14 de Julho de 2015 / às 17:28 / em 2 anos

Batman enfrenta a noite mais sombria no final épico da série de games "Arkham"

SÃO PAULO (Reuters) - Após meses de atrasos e alguns defeitos espetaculares, “Batman: Arkham Knight” finalmente está chegando às mãos de gamers ao redor do mundo. Porém, a espera valeu a pena?

O quarto jogo na série Arkham vê o Homem-Morcego mais atormentado do que nunca enquanto ele tenta livrar sua amada Gotham do crime e da tirania. O título acaba sendo um final digno à saga iniciada em “Arkham Asylum”, com uma trama que passa longe de um final feliz e que deve deixar os fãs da série bastante surpresos.

Além disso, a jogabilidade, embora não inovadora, refina bem características dos jogos anteriores da franquia que reinventou o maior detetive do mundo dos quadrinhos nos jogos eletrônicos, de modo muito parecido com o que a trilogia do “Cavaleiro das Trevas” de Christopher Nolan fez nos filmes.

Para os não iniciados, Arkham refere-se ao Asilo Arkham, para os vilões mais infames da cidade são enviados após serem capturados pelo Homem-Morcego e em volta do qual a série gira.

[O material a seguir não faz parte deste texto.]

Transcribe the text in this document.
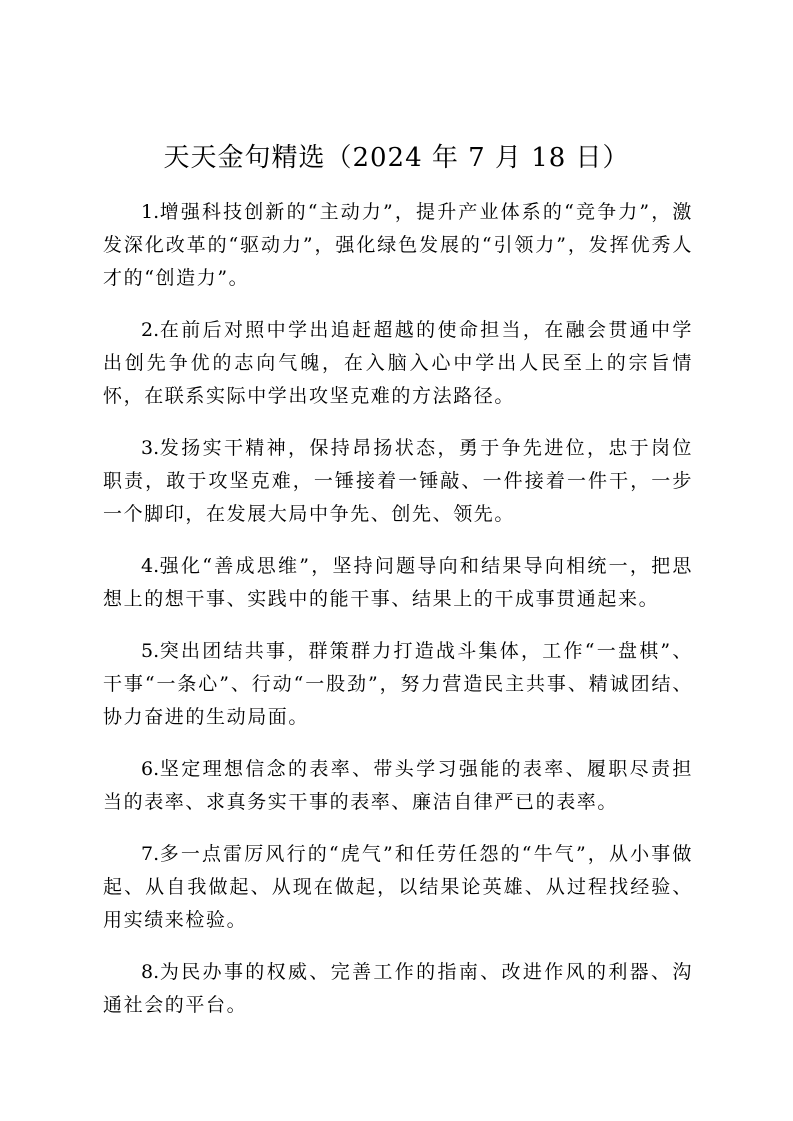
天天金句精选（2024 年 7 月 18 日）

1.增强科技创新的“主动力”，提升产业体系的“竞争力”，激发深化改革的“驱动力”，强化绿色发展的“引领力”，发挥优秀人才的“创造力”。

2.在前后对照中学出追赶超越的使命担当，在融会贯通中学出创先争优的志向气魄，在入脑入心中学出人民至上的宗旨情怀，在联系实际中学出攻坚克难的方法路径。

3.发扬实干精神，保持昂扬状态，勇于争先进位，忠于岗位职责，敢于攻坚克难，一锤接着一锤敲、一件接着一件干，一步一个脚印，在发展大局中争先、创先、领先。

4.强化“善成思维”，坚持问题导向和结果导向相统一，把思想上的想干事、实践中的能干事、结果上的干成事贯通起来。

5.突出团结共事，群策群力打造战斗集体，工作“一盘棋”、干事“一条心”、行动“一股劲”，努力营造民主共事、精诚团结、协力奋进的生动局面。

6.坚定理想信念的表率、带头学习强能的表率、履职尽责担当的表率、求真务实干事的表率、廉洁自律严已的表率。

7.多一点雷厉风行的“虎气”和任劳任怨的“牛气”，从小事做起、从自我做起、从现在做起，以结果论英雄、从过程找经验、用实绩来检验。

8.为民办事的权威、完善工作的指南、改进作风的利器、沟通社会的平台。
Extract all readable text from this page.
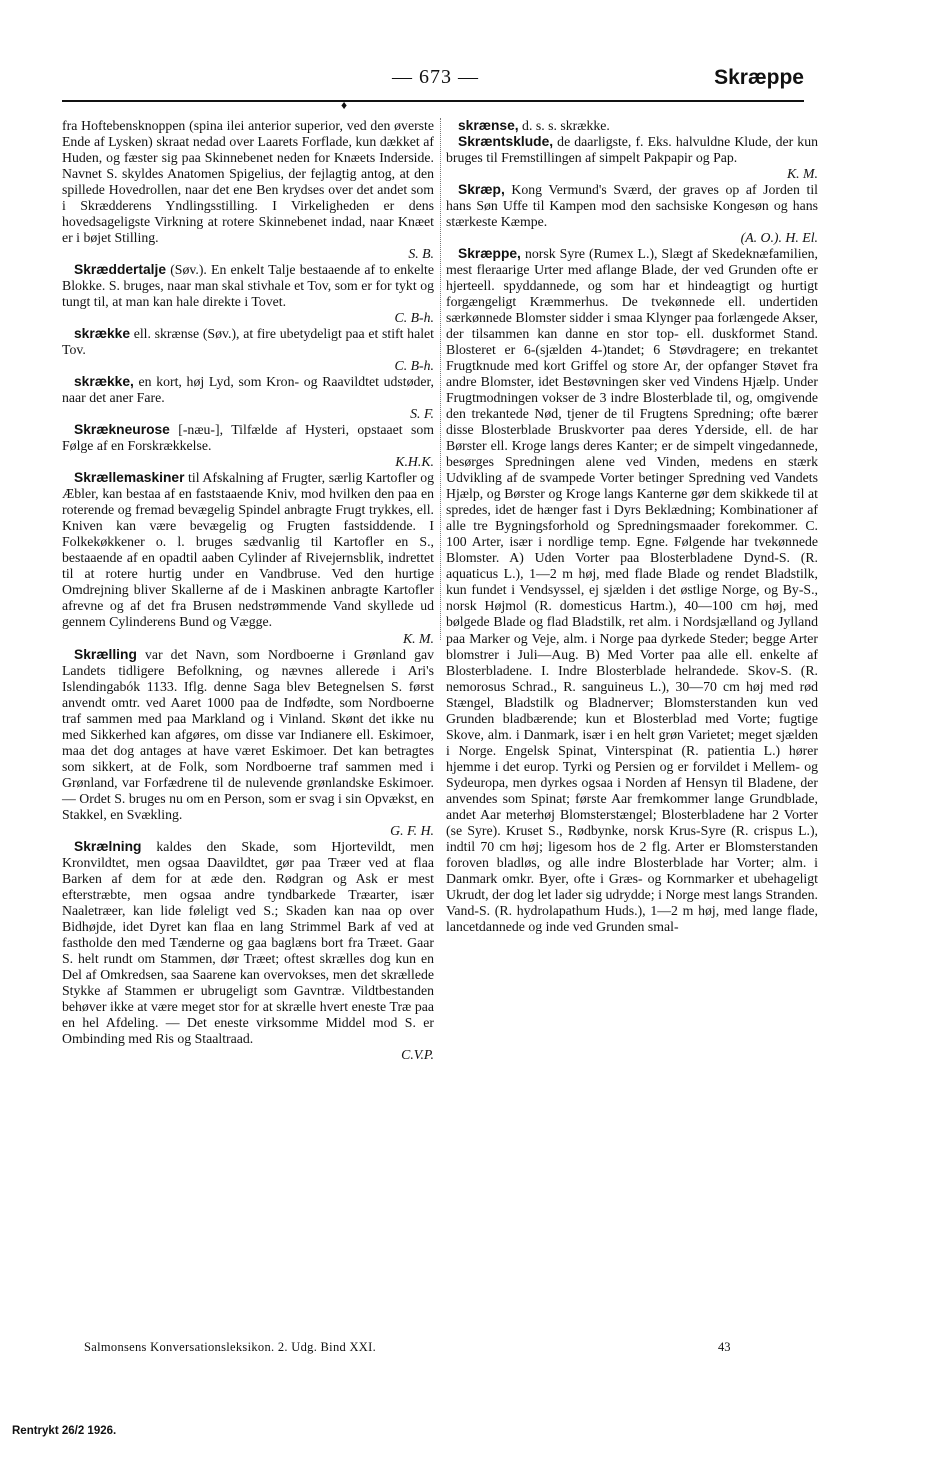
— 673 —	Skræppe
♦

fra Hoftebensknoppen (spina ilei anterior superior, ved den øverste Ende af Lysken) skraat nedad over Laarets Forflade, kun dækket af Huden, og fæster sig paa Skinnebenet neden for Knæets Inderside. Navnet S. skyldes Anatomen Spigelius, der fejlagtig antog, at den spillede Hovedrollen, naar det ene Ben krydses over det andet som i Skrædderens Yndlingsstilling. I Virkeligheden er dens hovedsageligste Virkning at rotere Skinnebenet indad, naar Knæet er i bøjet Stilling.
S. B.

Skræddertalje (Søv.). En enkelt Talje bestaaende af to enkelte Blokke. S. bruges, naar man skal stivhale et Tov, som er for tykt og tungt til, at man kan hale direkte i Tovet.
C. B-h.

skrække ell. skrænse (Søv.), at fire ubetydeligt paa et stift halet Tov.
C. B-h.

skrække, en kort, høj Lyd, som Kron- og Raavildtet udstøder, naar det aner Fare.
S. F.

Skrækneurose [-næu-], Tilfælde af Hysteri, opstaaet som Følge af en Forskrækkelse.
K.H.K.

Skrællemaskiner til Afskalning af Frugter, særlig Kartofler og Æbler, kan bestaa af en faststaaende Kniv, mod hvilken den paa en roterende og fremad bevægelig Spindel anbragte Frugt trykkes, ell. Kniven kan være bevægelig og Frugten fastsiddende. I Folkekøkkener o. l. bruges sædvanlig til Kartofler en S., bestaaende af en opadtil aaben Cylinder af Rivejernsblik, indrettet til at rotere hurtig under en Vandbruse. Ved den hurtige Omdrejning bliver Skallerne af de i Maskinen anbragte Kartofler afrevne og af det fra Brusen nedstrømmende Vand skyllede ud gennem Cylinderens Bund og Vægge.
K. M.

Skrælling var det Navn, som Nordboerne i Grønland gav Landets tidligere Befolkning, og nævnes allerede i Ari's Islendingabók 1133. Iflg. denne Saga blev Betegnelsen S. først anvendt omtr. ved Aaret 1000 paa de Indfødte, som Nordboerne traf sammen med paa Markland og i Vinland. Skønt det ikke nu med Sikkerhed kan afgøres, om disse var Indianere ell. Eskimoer, maa det dog antages at have været Eskimoer. Det kan betragtes som sikkert, at de Folk, som Nordboerne traf sammen med i Grønland, var Forfædrene til de nulevende grønlandske Eskimoer. — Ordet S. bruges nu om en Person, som er svag i sin Opvækst, en Stakkel, en Svækling.
G. F. H.

Skrælning kaldes den Skade, som Hjortevildt, men Kronvildtet, men ogsaa Daavildtet, gør paa Træer ved at flaa Barken af dem for at æde den. Rødgran og Ask er mest efterstræbte, men ogsaa andre tyndbarkede Træarter, især Naaletræer, kan lide føleligt ved S.; Skaden kan naa op over Bidhøjde, idet Dyret kan flaa en lang Strimmel Bark af ved at fastholde den med Tænderne og gaa baglæns bort fra Træet. Gaar S. helt rundt om Stammen, dør Træet; oftest skrælles dog kun en Del af Omkredsen, saa Saarene kan overvokses, men det skrællede Stykke af Stammen er ubrugeligt som Gavntræ. Vildtbestanden behøver ikke at være meget stor for at skrælle hvert eneste Træ paa en hel Afdeling. — Det eneste virksomme Middel mod S. er Ombinding med Ris og Staaltraad.
C.V.P.

skrænse, d. s. s. skrække.

Skræntsklude, de daarligste, f. Eks. halvuldne Klude, der kun bruges til Fremstillingen af simpelt Pakpapir og Pap.
K. M.

Skræp, Kong Vermund's Sværd, der graves op af Jorden til hans Søn Uffe til Kampen mod den sachsiske Kongesøn og hans stærkeste Kæmpe.
(A. O.). H. El.

Skræppe, norsk Syre (Rumex L.), Slægt af Skedeknæfamilien, mest fleraarige Urter med aflange Blade, der ved Grunden ofte er hjerteell. spyddannede, og som har et hindeagtigt og hurtigt forgængeligt Kræmmerhus. De tvekønnede ell. undertiden særkønnede Blomster sidder i smaa Klynger paa forlængede Akser, der tilsammen kan danne en stor top- ell. duskformet Stand. Blosteret er 6-(sjælden 4-)tandet; 6 Støvdragere; en trekantet Frugtknude med kort Griffel og store Ar, der opfanger Støvet fra andre Blomster, idet Bestøvningen sker ved Vindens Hjælp. Under Frugtmodningen vokser de 3 indre Blosterblade til, og, omgivende den trekantede Nød, tjener de til Frugtens Spredning; ofte bærer disse Blosterblade Bruskvorter paa deres Yderside, ell. de har Børster ell. Kroge langs deres Kanter; er de simpelt vingedannede, besørges Spredningen alene ved Vinden, medens en stærk Udvikling af de svampede Vorter betinger Spredning ved Vandets Hjælp, og Børster og Kroge langs Kanterne gør dem skikkede til at spredes, idet de hænger fast i Dyrs Beklædning; Kombinationer af alle tre Bygningsforhold og Spredningsmaader forekommer. C. 100 Arter, især i nordlige temp. Egne. Følgende har tvekønnede Blomster. A) Uden Vorter paa Blosterbladene Dynd-S. (R. aquaticus L.), 1—2 m høj, med flade Blade og rendet Bladstilk, kun fundet i Vendsyssel, ej sjælden i det østlige Norge, og By-S., norsk Højmol (R. domesticus Hartm.), 40—100 cm høj, med bølgede Blade og flad Bladstilk, ret alm. i Nordsjælland og Jylland paa Marker og Veje, alm. i Norge paa dyrkede Steder; begge Arter blomstrer i Juli—Aug. B) Med Vorter paa alle ell. enkelte af Blosterbladene. I. Indre Blosterblade helrandede. Skov-S. (R. nemorosus Schrad., R. sanguineus L.), 30—70 cm høj med rød Stængel, Bladstilk og Bladnerver; Blomsterstanden kun ved Grunden bladbærende; kun et Blosterblad med Vorte; fugtige Skove, alm. i Danmark, især i en helt grøn Varietet; meget sjælden i Norge. Engelsk Spinat, Vinterspinat (R. patientia L.) hører hjemme i det europ. Tyrki og Persien og er forvildet i Mellem- og Sydeuropa, men dyrkes ogsaa i Norden af Hensyn til Bladene, der anvendes som Spinat; første Aar fremkommer lange Grundblade, andet Aar meterhøj Blomsterstængel; Blosterbladene har 2 Vorter (se Syre). Kruset S., Rødbynke, norsk Krus-Syre (R. crispus L.), indtil 70 cm høj; ligesom hos de 2 flg. Arter er Blomsterstanden foroven bladløs, og alle indre Blosterblade har Vorter; alm. i Danmark omkr. Byer, ofte i Græs- og Kornmarker et ubehageligt Ukrudt, der dog let lader sig udrydde; i Norge mest langs Stranden. Vand-S. (R. hydrolapathum Huds.), 1—2 m høj, med lange flade, lancetdannede og inde ved Grunden smal-

Salmonsens Konversationsleksikon. 2. Udg. Bind XXI.	43
Rentrykt 26/2 1926.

O novo jogo retoma a história de Batman cerca de um ano após os acontecimentos de “Arkham City”. A morte do Coringa criou um vácuo de poder no submundo de Gotham e os supervilões restantes formaram uma aliança um tanto frágil, liderada pelo Espantalho, para eliminar o herói. Entre o grupo sinistro está o Arkham Knight, personagem original criado para o jogo.

MUNDO ABERTO

O capítulo final na série aclamada pela crítica, distribuída pela Warner Bros Interactive Entertainment, está nos holofotes da indústria de games há meses. O cronograma original previa o lançamento em outubro de 2014, mas a data foi adiada pois a desenvolvedora Rocksteady Studios queria mais tempo para melhorar o game.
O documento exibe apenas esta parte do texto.